I'm trying to dplyr::summarise
a dataset (collapse) by different summarise_at
/summarise_if
functions so that I have the same named variables in my output dataset. Example:
library(tidyverse)
data(iris)
iris$year <- rep(c(2000,3000),each=25) ## for grouping
iris$color <- rep(c("red","green","blue"),each=50) ## character column
iris$letter <- as.factor(rep(c("A","B","C"),each=50)) ## factor column
head(iris, 3)
Sepal.Length Sepal.Width Petal.Length Petal.Width Species year color letter
1 5.1 3.5 1.4 0.2 setosa 2000 red A
2 4.9 3.0 1.4 0.2 setosa 2000 red A
3 4.7 3.2 1.3 0.2 setosa 2000 red A
The resulting dataset should look like this:
full
Species year Sepal.Width Petal.Width Sepal.Length Petal.Length letter color
<fct> <dbl> <dbl> <dbl> <dbl> <dbl> <fct> <chr>
1 setosa 2000 87 6.2 5.8 1.9 A red
2 setosa 3000 84.4 6.1 5.5 1.9 A red
3 versicolor 2000 69.4 33.6 7 4.9 B green
4 versicolor 3000 69.1 32.7 6.8 5.1 B green
5 virginica 2000 73.2 51.1 7.7 6.9 C blue
6 virginica 3000 75.5 50.2 7.9 6.4 C blue
I can achieve this by doing the following which is a bit repetitive:
sums <- iris %>%
group_by(Species, year) %>%
summarise_at(vars(matches("Width")), list(sum))
max <- iris %>%
group_by(Species, year) %>%
summarise_at(vars(matches("Length")), list(max))
last <- iris %>%
group_by(Species, year) %>%
summarise_if(is.factor, list(last))
first <- iris %>%
group_by(Species, year) %>%
summarise_if(is.character, list(first))
full <- full_join(sums, max) %>% full_join(last) %>% full_join(first)
I have found similar approaches below but can't figure out the approach I've tried here.

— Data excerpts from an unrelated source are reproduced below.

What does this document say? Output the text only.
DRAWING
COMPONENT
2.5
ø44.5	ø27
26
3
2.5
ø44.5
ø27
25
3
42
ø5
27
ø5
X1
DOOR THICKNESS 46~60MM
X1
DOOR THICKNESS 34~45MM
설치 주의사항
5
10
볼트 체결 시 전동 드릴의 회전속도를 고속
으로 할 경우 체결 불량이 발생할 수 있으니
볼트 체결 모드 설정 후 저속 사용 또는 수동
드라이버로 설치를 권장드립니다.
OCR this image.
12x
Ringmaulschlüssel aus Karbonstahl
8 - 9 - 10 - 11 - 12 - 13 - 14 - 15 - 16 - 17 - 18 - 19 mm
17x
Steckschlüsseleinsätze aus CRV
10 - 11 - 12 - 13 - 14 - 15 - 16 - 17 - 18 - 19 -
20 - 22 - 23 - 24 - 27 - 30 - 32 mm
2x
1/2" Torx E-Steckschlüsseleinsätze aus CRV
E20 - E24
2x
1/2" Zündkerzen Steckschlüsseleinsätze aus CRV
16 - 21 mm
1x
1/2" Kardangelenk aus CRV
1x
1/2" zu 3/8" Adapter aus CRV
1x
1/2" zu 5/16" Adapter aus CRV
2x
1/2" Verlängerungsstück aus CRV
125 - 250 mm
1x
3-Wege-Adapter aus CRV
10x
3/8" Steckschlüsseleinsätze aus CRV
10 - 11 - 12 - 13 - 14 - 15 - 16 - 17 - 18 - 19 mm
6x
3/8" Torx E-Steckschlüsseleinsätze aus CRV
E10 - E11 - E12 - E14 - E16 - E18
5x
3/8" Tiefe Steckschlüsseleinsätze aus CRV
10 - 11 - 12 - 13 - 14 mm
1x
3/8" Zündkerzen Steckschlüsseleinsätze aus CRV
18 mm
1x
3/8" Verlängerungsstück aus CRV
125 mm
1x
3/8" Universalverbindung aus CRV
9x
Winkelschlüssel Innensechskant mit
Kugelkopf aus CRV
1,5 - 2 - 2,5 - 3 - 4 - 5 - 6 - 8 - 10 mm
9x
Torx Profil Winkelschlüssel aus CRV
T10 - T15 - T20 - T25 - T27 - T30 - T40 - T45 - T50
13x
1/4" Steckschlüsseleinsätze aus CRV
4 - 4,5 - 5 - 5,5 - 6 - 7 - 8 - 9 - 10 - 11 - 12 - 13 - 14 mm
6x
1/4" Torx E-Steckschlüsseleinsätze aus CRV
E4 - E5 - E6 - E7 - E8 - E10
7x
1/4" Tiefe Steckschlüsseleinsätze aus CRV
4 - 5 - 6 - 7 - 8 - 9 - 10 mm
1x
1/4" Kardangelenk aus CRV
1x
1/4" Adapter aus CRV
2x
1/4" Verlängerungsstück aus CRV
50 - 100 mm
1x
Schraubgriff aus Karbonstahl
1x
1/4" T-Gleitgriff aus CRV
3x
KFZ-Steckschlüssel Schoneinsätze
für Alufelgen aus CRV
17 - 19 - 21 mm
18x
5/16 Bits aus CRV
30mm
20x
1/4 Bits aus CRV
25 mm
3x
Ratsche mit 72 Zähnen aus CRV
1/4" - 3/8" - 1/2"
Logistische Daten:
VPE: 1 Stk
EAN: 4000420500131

I would prefer not to make my own function as I think something like this is cleaner by passing everything through a pipe and joining:
test <- iris %>%
#group_by(.vars = vars(Species, year)) %>% #why doesnt this work?
group_by_at(.vars = vars(Species, year)) %>% #doesnt work
{left_join(
summarise_at(., vars(matches("Width")), list(sum)),
summarise_at(., vars(matches("Length")), list(max)),
summarise_if(., is.factor, list(last)),
summarise_if(., is.character, list(first))
)
} #doesnt work
This doesnt work, any suggestions or other approaches?

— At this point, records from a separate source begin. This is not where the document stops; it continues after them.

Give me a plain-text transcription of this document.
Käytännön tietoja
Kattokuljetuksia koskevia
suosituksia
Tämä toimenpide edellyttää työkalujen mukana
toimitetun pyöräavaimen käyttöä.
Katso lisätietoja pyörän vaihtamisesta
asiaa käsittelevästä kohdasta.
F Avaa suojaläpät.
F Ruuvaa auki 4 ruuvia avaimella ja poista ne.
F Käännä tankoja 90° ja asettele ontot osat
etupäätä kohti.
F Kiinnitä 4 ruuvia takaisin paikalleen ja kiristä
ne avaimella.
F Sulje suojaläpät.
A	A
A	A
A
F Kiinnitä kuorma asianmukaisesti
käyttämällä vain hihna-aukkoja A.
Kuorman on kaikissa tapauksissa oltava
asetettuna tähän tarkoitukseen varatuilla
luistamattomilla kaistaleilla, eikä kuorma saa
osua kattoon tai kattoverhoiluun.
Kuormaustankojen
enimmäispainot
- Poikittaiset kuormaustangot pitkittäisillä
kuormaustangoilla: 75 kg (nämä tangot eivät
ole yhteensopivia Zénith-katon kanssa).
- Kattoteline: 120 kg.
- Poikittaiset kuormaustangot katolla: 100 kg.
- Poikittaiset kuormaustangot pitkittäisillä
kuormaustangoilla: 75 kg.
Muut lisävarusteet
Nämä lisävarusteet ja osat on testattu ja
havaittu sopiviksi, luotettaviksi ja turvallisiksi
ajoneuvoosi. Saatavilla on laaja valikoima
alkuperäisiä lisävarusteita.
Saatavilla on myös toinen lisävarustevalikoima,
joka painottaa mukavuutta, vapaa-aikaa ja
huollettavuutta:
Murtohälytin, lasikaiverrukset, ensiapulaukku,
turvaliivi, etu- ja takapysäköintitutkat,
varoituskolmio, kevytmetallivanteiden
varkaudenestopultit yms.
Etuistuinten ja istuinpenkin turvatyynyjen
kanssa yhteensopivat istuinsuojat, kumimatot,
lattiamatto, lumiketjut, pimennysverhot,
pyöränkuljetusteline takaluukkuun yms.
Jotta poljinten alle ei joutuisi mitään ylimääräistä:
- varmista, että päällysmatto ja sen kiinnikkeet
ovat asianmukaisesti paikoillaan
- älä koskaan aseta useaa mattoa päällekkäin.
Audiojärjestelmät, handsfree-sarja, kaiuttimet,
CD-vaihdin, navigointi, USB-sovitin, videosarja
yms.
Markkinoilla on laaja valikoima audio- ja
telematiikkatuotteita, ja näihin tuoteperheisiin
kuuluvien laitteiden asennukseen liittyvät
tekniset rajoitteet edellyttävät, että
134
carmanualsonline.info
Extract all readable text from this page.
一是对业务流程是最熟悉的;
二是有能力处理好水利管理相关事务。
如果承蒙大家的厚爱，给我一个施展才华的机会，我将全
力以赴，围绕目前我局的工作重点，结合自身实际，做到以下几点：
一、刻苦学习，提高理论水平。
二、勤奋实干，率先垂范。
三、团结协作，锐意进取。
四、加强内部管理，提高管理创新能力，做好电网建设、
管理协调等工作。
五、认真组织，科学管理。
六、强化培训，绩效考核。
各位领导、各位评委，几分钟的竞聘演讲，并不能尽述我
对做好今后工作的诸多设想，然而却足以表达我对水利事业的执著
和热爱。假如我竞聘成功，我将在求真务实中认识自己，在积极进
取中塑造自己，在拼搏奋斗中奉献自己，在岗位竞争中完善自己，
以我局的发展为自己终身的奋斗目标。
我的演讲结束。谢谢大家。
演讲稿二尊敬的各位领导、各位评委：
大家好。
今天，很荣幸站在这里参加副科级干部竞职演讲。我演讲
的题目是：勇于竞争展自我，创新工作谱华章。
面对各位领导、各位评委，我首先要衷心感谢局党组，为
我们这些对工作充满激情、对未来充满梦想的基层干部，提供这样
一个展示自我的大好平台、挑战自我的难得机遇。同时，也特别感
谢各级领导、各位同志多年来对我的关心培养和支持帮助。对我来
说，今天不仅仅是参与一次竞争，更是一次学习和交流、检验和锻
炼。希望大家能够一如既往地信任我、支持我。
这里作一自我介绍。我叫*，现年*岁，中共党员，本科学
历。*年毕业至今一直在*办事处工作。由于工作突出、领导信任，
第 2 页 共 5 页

Helpful: How can I use summarise_at to apply different functions to different columns? Summarize different Columns with different Functions Using dplyr summarize with different operations for multiple columns
By default, the dplyr::left_join()
function only accepts two data frames. If you want to use this function with more than two data frames, you can iterate it with the Reduce
function (base R function):
iris %>%
group_by(Species, year) %>%
{
Reduce(
function(x, y) left_join(x, y),
list(
summarise_at(., vars(matches("Width")), base::sum),
summarise_at(., vars(matches("Length")), base::max),
summarise_if(., is.factor, dplyr::last),
summarise_if(., is.character, dplyr::first)
))
}
# Species year Sepal.Width Petal.Width Sepal.Length Petal.Length letter color
# <fct> <dbl> <dbl> <dbl> <dbl> <dbl> <fct> <chr>
# 1 setosa 2000 87 6.2 5.8 1.9 A red
# 2 setosa 3000 84.4 6.1 5.5 1.9 A red
# 3 versicolor 2000 69.4 33.6 7 4.9 B green
# 4 versicolor 3000 69.1 32.7 6.8 5.1 B green
# 5 virginica 2000 73.2 51.1 7.7 6.9 C blue
# 6 virginica 3000 75.5 50.2 7.9 6.4 C blue
Furthermore, notice I had to call functions from its package by using ::
in order to avoid name overlapping with previously created data frames.